- Na pewno wielu ludzi uwierzyło w oficjalną propagandę, że wprowadzenie zasady 10H ochroni ich zdrowie, a nawet życie. Będzie bardzo trudno ich przekonać, że takich niebezpieczeństw w rzeczywistości nie było i nie ma - mówi w wywiadzie dla DGP Tomasz Podgajniak, wiceprezes Polskiej Izby Gospodarczej Energii Odnawialnej, prezes spółki Enerco.
Rządzący szykują kolejne zmiany w regulacjach dotyczących energetyki odnawialnej. Chcą przełamać impas inwestycyjny, który zaczął się wraz z wprowadzeniem zasady 10H, czyli radykalnych obostrzeń dotyczących dopuszczalnego położenia farm wiatrowych. Dziś rząd zamierza się z tej zasady wycofać i oddać decyzje w ręce mieszkańców. Jak pan ocenia ten pomysł?
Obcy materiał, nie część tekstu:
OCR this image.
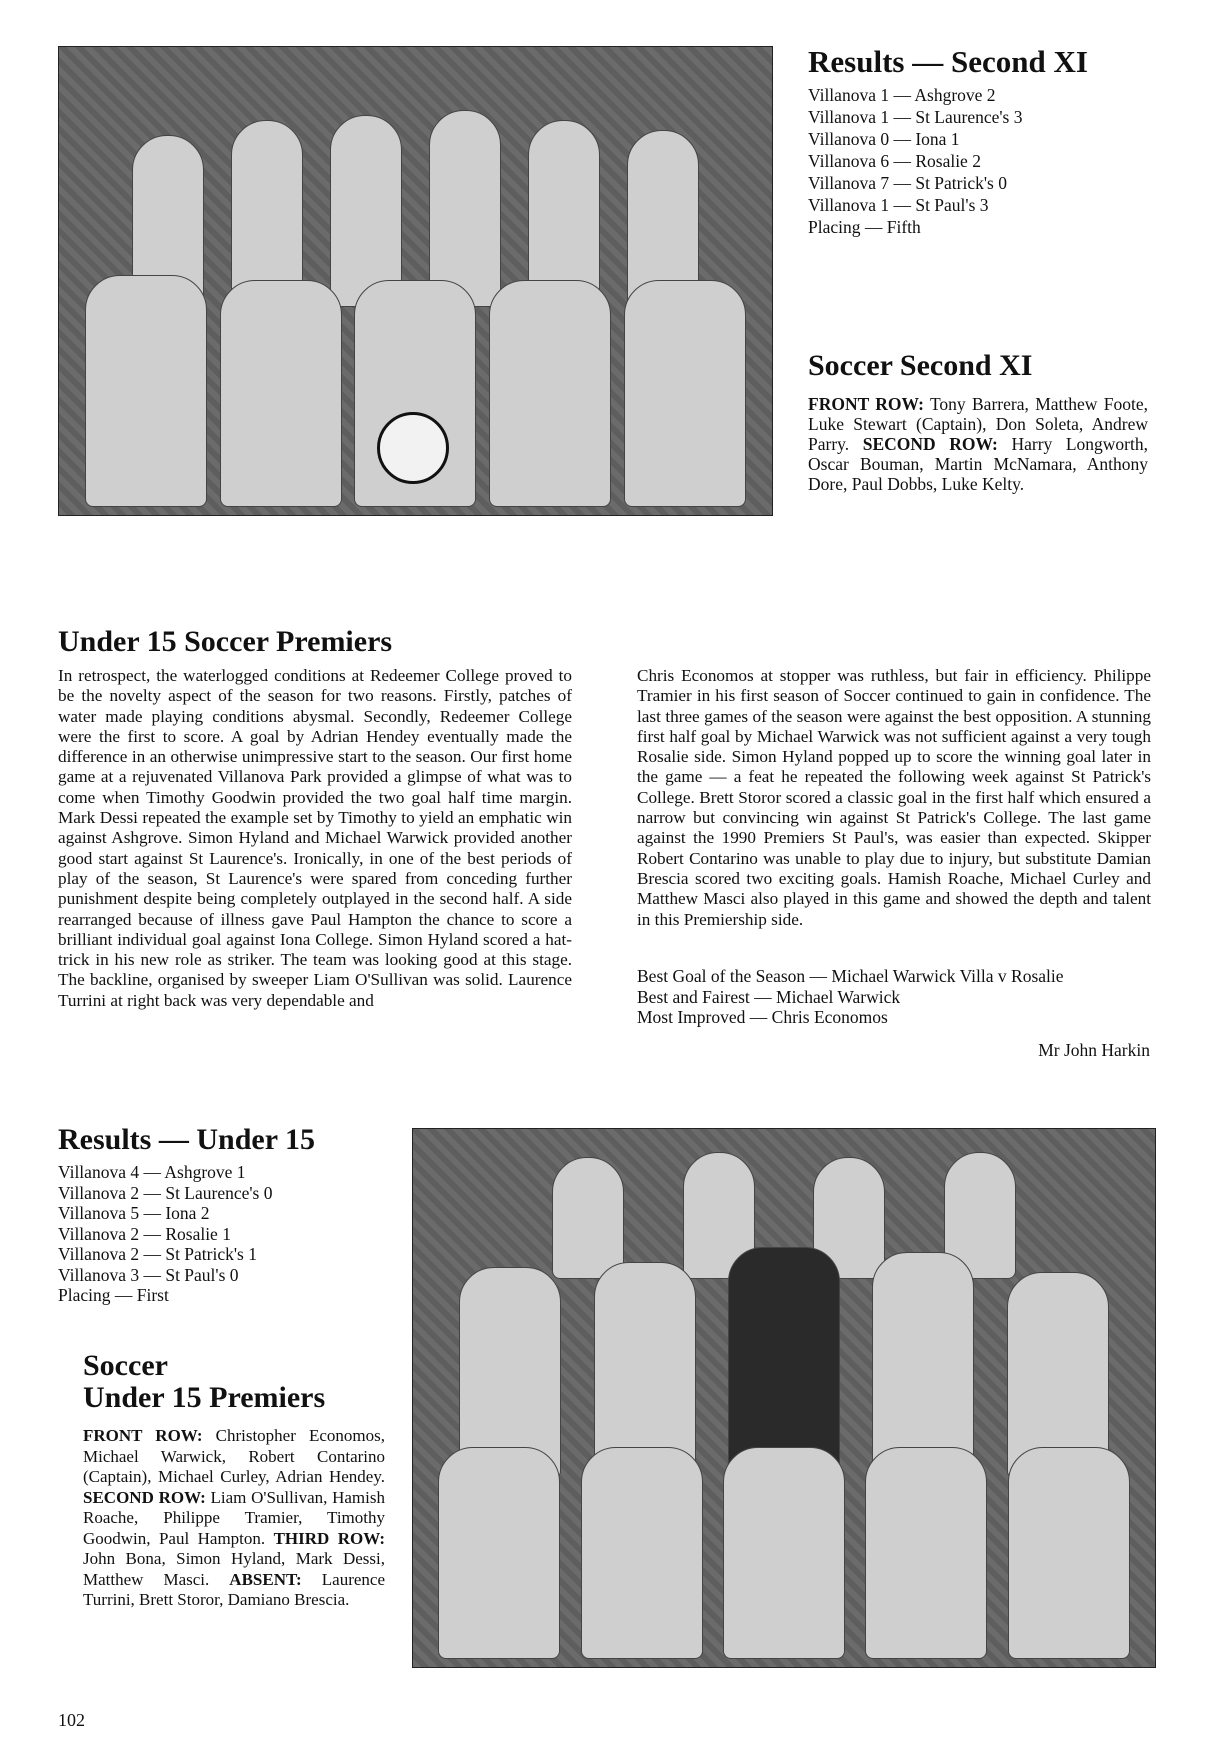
Results — Second XI
Villanova 1 — Ashgrove 2
Villanova 1 — St Laurence's 3
Villanova 0 — Iona 1
Villanova 6 — Rosalie 2
Villanova 7 — St Patrick's 0
Villanova 1 — St Paul's 3
Placing — Fifth
Soccer Second XI
FRONT ROW: Tony Barrera, Matthew Foote, Luke Stewart (Captain), Don Soleta, Andrew Parry. SECOND ROW: Harry Longworth, Oscar Bouman, Martin McNamara, Anthony Dore, Paul Dobbs, Luke Kelty.
Under 15 Soccer Premiers
In retrospect, the waterlogged conditions at Redeemer College proved to be the novelty aspect of the season for two reasons. Firstly, patches of water made playing conditions abysmal. Secondly, Redeemer College were the first to score. A goal by Adrian Hendey eventually made the difference in an otherwise unimpressive start to the season. Our first home game at a rejuvenated Villanova Park provided a glimpse of what was to come when Timothy Goodwin provided the two goal half time margin. Mark Dessi repeated the example set by Timothy to yield an emphatic win against Ashgrove. Simon Hyland and Michael Warwick provided another good start against St Laurence's. Ironically, in one of the best periods of play of the season, St Laurence's were spared from conceding further punishment despite being completely outplayed in the second half. A side rearranged because of illness gave Paul Hampton the chance to score a brilliant individual goal against Iona College. Simon Hyland scored a hat-trick in his new role as striker. The team was looking good at this stage. The backline, organised by sweeper Liam O'Sullivan was solid. Laurence Turrini at right back was very dependable and
Chris Economos at stopper was ruthless, but fair in efficiency. Philippe Tramier in his first season of Soccer continued to gain in confidence. The last three games of the season were against the best opposition. A stunning first half goal by Michael Warwick was not sufficient against a very tough Rosalie side. Simon Hyland popped up to score the winning goal later in the game — a feat he repeated the following week against St Patrick's College. Brett Storor scored a classic goal in the first half which ensured a narrow but convincing win against St Patrick's College. The last game against the 1990 Premiers St Paul's, was easier than expected. Skipper Robert Contarino was unable to play due to injury, but substitute Damian Brescia scored two exciting goals. Hamish Roache, Michael Curley and Matthew Masci also played in this game and showed the depth and talent in this Premiership side.
Best Goal of the Season — Michael Warwick Villa v Rosalie
Best and Fairest — Michael Warwick
Most Improved — Chris Economos
Mr John Harkin
Results — Under 15
Villanova 4 — Ashgrove 1
Villanova 2 — St Laurence's 0
Villanova 5 — Iona 2
Villanova 2 — Rosalie 1
Villanova 2 — St Patrick's 1
Villanova 3 — St Paul's 0
Placing — First
Soccer
Under 15 Premiers
FRONT ROW: Christopher Economos, Michael Warwick, Robert Contarino (Captain), Michael Curley, Adrian Hendey. SECOND ROW: Liam O'Sullivan, Hamish Roache, Philippe Tramier, Timothy Goodwin, Paul Hampton. THIRD ROW: John Bona, Simon Hyland, Mark Dessi, Matthew Masci. ABSENT: Laurence Turrini, Brett Storor, Damiano Brescia.
102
Trudno uwierzyć, że rządzący nagle dostrzegli, iż wiatraki nie stanowią takiego zagrożenia, jak sami jeszcze niedawno przekonywali. Tak wówczas, jak i dziś mam natomiast wrażenie, że przynajmniej niektórzy promotorzy ówczesnych obostrzeń nie przejmowali się nadmiernie dobrostanem mieszkańców. Prędzej chodziło im o wyeliminowanie prawdziwej konkurencji, jaką dla konwencjonalnej energetyki stanowili niezależni inwestorzy z branży wiatrowej. Czy to się zmieniło? Pamiętam kuluarowe rozmowy podczas procedowania ustawy antywiatrakowej – tej, której skutki rząd chce dzisiaj odkręcać. Przestrzegaliśmy przed zapaścią inwestycyjną i postulowaliśmy zastosowanie procedury referendum jako najbardziej naszym zdaniem cywilizowanej metody na przecięcie ewentualnych sporów dotyczących lokalizacji farm wiatrowych. Nikt z obozu rządzącego nas wtedy nie słuchał, a jeżeli nawet, to odpowiadano, że do tego nie wolno dopuścić, bo będzie to źródłem patologii – nieprzyzwoicie bogata branża wiatrowa będzie mogła kupić sobie przychylność części lokalnej społeczności kosztem tych, którzy cierpią, żyjąc w cieniu wiatraków. A dzisiaj rządzący sami chcą pójść podobną drogą i oddać głos w tej sprawie mieszkańcom? Nie wiem, czy to nie jest tylko markowanie działań.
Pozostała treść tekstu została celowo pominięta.